Best would be to abstract away that "worksheet", and make the validation logic work off what it actually validates: the contents of the worksheet.

Extract the values of range $A$1:$E$1 into an array, and pass that array (of strings?) to your header validation logic. Assuming we're returning a list of error messages, the IHeaderValidationLogic interface could look like this:

Public Interface IHeaderValidationLogic
    Function Validate(headerContents As IEnumerable(Of String)) As IReadOnlyList(Of String)
End Interface

Now, returning a list of error messages isn't very .NET-like. Why not do this instead?

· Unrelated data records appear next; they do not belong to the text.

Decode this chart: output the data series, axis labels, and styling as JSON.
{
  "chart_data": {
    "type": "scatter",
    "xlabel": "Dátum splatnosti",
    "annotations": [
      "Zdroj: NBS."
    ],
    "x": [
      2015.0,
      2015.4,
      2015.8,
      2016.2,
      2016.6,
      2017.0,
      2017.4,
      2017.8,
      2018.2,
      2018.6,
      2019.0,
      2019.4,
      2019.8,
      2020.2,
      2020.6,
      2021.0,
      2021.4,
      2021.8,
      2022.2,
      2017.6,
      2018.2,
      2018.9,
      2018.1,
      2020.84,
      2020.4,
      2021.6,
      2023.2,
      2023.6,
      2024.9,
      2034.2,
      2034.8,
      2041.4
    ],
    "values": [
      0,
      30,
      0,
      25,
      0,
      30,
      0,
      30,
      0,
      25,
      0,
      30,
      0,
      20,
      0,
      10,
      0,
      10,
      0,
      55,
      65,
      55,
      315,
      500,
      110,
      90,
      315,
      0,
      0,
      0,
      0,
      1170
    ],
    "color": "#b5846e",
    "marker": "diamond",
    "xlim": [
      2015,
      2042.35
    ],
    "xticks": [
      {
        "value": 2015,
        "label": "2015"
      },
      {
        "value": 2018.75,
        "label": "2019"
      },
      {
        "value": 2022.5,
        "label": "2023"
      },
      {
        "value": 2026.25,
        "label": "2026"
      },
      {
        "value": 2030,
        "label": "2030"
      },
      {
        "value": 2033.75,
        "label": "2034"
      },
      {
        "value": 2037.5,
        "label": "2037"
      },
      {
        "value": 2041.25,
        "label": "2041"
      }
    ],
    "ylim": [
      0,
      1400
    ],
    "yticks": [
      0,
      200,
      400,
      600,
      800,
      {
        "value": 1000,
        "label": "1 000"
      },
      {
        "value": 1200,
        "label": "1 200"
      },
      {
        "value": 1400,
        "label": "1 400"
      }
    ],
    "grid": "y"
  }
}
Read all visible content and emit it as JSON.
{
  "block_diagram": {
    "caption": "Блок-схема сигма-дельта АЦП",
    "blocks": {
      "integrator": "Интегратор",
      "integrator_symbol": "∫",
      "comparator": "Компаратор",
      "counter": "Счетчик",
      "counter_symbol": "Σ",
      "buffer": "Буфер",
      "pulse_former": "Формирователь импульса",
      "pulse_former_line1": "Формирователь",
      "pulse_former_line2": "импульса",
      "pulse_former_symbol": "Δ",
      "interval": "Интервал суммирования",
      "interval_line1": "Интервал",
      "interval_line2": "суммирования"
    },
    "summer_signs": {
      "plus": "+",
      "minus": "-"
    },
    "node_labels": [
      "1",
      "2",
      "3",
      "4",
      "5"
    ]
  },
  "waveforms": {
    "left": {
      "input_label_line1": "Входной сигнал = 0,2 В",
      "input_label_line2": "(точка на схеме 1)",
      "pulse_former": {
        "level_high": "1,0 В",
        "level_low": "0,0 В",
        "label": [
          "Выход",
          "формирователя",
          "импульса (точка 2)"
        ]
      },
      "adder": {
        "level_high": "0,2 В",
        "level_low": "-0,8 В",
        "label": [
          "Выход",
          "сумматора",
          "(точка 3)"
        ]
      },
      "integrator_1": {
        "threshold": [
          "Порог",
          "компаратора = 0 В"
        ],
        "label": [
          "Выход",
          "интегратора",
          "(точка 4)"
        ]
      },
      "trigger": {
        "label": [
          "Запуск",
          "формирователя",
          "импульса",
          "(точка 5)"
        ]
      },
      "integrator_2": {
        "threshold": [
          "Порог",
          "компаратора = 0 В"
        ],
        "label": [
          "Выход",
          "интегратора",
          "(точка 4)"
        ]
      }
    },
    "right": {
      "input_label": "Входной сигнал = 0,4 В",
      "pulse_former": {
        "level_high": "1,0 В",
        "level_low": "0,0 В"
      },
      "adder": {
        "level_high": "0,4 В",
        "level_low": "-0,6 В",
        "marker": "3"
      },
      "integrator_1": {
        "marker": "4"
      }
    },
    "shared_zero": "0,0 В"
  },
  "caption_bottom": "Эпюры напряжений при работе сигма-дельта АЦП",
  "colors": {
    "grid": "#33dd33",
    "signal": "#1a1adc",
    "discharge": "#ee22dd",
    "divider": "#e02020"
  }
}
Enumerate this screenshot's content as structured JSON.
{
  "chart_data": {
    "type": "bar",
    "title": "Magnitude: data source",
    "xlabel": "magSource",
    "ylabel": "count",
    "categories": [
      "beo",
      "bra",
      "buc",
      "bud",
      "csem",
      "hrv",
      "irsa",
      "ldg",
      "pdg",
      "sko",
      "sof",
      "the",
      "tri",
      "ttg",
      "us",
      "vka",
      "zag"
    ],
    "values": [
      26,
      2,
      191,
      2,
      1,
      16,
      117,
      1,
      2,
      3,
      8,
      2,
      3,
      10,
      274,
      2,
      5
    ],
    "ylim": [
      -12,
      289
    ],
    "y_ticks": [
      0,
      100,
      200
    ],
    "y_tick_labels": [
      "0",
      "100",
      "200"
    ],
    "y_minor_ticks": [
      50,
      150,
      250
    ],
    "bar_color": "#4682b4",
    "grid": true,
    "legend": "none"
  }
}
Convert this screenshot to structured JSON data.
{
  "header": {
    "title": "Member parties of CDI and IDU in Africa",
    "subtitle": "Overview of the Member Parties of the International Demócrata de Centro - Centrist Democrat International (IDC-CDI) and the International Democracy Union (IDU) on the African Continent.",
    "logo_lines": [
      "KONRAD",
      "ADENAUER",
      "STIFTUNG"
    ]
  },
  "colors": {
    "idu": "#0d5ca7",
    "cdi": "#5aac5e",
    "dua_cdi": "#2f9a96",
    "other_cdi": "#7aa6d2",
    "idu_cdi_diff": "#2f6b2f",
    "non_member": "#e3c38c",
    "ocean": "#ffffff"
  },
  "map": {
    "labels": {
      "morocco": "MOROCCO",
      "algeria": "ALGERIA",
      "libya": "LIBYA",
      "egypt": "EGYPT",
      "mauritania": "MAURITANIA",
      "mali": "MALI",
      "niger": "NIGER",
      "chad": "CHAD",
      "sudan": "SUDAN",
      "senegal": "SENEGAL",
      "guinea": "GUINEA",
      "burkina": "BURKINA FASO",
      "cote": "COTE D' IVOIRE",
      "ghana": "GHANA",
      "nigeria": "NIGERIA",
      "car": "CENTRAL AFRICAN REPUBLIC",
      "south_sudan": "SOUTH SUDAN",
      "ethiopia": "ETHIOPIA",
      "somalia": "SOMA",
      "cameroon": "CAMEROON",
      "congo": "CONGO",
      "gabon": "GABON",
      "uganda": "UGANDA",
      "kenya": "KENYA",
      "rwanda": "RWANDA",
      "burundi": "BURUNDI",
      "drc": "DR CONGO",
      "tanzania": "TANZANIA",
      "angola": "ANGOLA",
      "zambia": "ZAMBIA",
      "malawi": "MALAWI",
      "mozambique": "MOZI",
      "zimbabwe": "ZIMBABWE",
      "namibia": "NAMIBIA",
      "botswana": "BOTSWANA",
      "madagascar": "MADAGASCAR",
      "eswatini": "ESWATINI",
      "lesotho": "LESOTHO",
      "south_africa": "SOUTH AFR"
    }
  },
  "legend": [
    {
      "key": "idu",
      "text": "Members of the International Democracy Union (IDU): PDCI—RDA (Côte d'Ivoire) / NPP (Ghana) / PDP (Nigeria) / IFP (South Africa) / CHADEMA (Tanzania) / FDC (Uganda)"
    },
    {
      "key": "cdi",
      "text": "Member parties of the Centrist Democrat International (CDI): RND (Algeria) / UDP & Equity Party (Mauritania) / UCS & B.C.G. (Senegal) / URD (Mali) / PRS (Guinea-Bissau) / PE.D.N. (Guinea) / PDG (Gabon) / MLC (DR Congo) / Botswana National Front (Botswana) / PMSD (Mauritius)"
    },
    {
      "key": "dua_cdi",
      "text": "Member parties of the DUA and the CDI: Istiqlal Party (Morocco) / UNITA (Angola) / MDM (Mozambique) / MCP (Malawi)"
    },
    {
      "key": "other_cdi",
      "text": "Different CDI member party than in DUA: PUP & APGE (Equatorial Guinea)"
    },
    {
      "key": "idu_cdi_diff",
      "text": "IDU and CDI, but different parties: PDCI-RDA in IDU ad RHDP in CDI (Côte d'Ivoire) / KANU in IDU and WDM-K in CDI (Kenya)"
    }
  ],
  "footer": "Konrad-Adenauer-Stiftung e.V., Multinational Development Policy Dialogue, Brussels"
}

Public Interface IHeaderValidationLogic
    Sub Validate(headerContents As IEnumerable(Of String))
End Interface

And then the implementation can throw some ValidationException, with whatever string content you want it to have.

And that exception would bubble up the stack to Import(fileName As String), which could now be a Sub - because again, returning errors isn't very .NET-like.


Note that your method names should be PascalCase, to follow the established VB.NET naming conventions.


If you're going to want to write a unit test for the actual Import procedure, you'll need to reduce coupling - otherwise your tests will incur I/O, which slows them down and makes them dependent on the file system, which isn't ideal.

Extract another interface.

Public Interface IExcelPackageProvider
    Function Open(fileName As String) As ExcelPackage
End Interface

Now you can mock this interface and make the Open method return a stub ExcelPackage with a fake ExcelWorksheet object that you've setup for your tests, and as a side-effect of doing this, you've extracted a highly specialised and reusable component from your Import procedure, making the class more cohesive and a little less coupled.

Private ReadOnly WorkbookProvider As IExcelPackageProvider
Private ReadOnly HeaderValidator As IHeaderValidationLogic

Public Sub New(provider As IExcelPackageProvider, validator As IHeaderValidationLogic)
    WorkbookProvider = provider
    HeaderValidator = validator
End Sub

It's now the job of WorkbookProvider to deal with file I/O and return a workbook object for the Import method to work with.